Bergsportler wie Stefan Glowacz oder Reinhold Messner wehren sich seit vielen Jahren gegen den Trend, im Hochgebirge abgesicherte Balkone zu errichten. "Berge brauchen keine Geschmacksverstärker", sagte Glowacz bei einer Protestaktion gegen eine Aussichtsplattform auf dem Ochsenfeldkopf in Garmisch-Partenkirchen.

Bergsport hat von jeher den Ruf, gerade diese normierten Bereiche zu meiden und manchmal offensiv die Gefahr zu suchen. Noch sind die Berge von Chamonix Fortgeschrittenen vorbehalten, auch wenn sich dort mehr und mehr Menschen aufhalten, die in urbanen Hallen mit Kunststoffgriffen klettern lernen und nun auch die Bergwelt entdecken.

Doch das Problem lässt sich nicht auf die Pole überregulierter Tourismus und Extrembergsteigen reduzieren, wie sich vor zwei Jahren im steirischen Mixnitz zeigte. An einem schönen Julitag stürzte um die Mittagszeit ein riesiger Felsblock in die Bärenschätzklamm. Die Klamm ist ein beliebtes Ausflugsziel, 40.000 Menschen jährlich nahmen die dreistündige Wanderung in Anspruch, die über 165 Holzleitern nach oben führt. In Spitzenzeiten waren es bis zu 700 Personen gleichzeitig – ein Albtraum für die Bergrettung. Am 8. Juli 2022 wurde der Albtraum Wirklichkeit. Seither ist die Klamm gesperrt.Mixnitz ist kein Gebiet für Extrembergsteiger, sondern ein traditioneller, naturnaher Naherholungsraum. Doch gerade hier führt der Klimawandel zu neuer Unsicherheit.

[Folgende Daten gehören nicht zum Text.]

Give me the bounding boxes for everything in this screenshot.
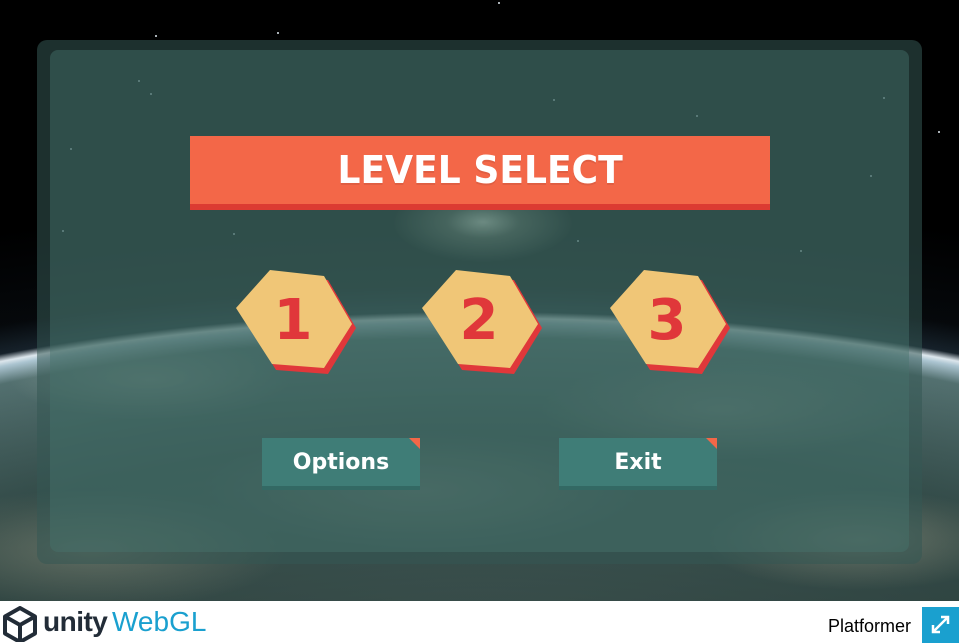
star (277, 32, 279, 34)
webgl-brand-text: WebGL (112, 606, 207, 637)
star (498, 2, 500, 4)
fullscreen-button[interactable] (922, 607, 959, 643)
star (155, 35, 157, 37)
star (938, 131, 940, 133)
level-1-label: 1 (273, 287, 313, 353)
corner-accent (706, 438, 717, 449)
level-1-button[interactable]: 1 (234, 270, 358, 378)
app-title: Platformer (827, 616, 911, 636)
options-label: Options (292, 449, 390, 475)
exit-button[interactable]: Exit (559, 438, 717, 490)
options-button[interactable]: Options (262, 438, 420, 490)
webgl-footer: unity WebGL Platformer (0, 601, 959, 643)
title-banner: LEVEL SELECT (190, 136, 770, 210)
game-canvas[interactable]: LEVEL SELECT 1 2 3 Options Exit (0, 0, 959, 601)
unity-brand-text: unity (43, 606, 108, 637)
level-3-button[interactable]: 3 (608, 270, 732, 378)
level-2-label: 2 (459, 287, 499, 353)
unity-logo-icon (3, 606, 37, 642)
fullscreen-icon (931, 615, 950, 634)
page-title: LEVEL SELECT (337, 148, 623, 192)
corner-accent (409, 438, 420, 449)
level-2-button[interactable]: 2 (420, 270, 544, 378)
exit-label: Exit (614, 449, 662, 475)
level-3-label: 3 (647, 287, 687, 353)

"Der Regen ist nicht mehr wie früher", ist Gerhard Jantscher, Leiter der Alpenvereinssektion Mixnitz, überzeugt. Früher habe es längere Zeit geregnet, Starkregen wie in letzter Zeit habe es nicht gegeben. Das sei bei Kalkstein wie in Mixnitz ein Problem: "Da sieht man das Wasser nicht. Es dringt unter das Gestein und hebt Felsen einfach hinunter."

Jantscher war als Leiter der Sektion Mixnitz für die Sicherungsarbeiten des Geländes über der Klamm verantwortlich. "Wir machen das alles ehrenamtlich. Seit Jahren werden die Wände links und rechts der Wasserscheide im Frühjahr überstiegen und das lose Gestein in die Klamm geworfen. Das macht der Alpenverein mit seinen bergerfahrenen Kameraden und mit der Bergrettung Mixnitz", sagt Jantscher.

Seit 1902 ist die Klamm für Publikum geöffnet, es sei nie etwas passiert. "Der Fels, der herausgebrochen ist, war so groß, dass man darauf hätte stehen können", betont Jantscher. "So etwas lässt sich nicht einschätzen."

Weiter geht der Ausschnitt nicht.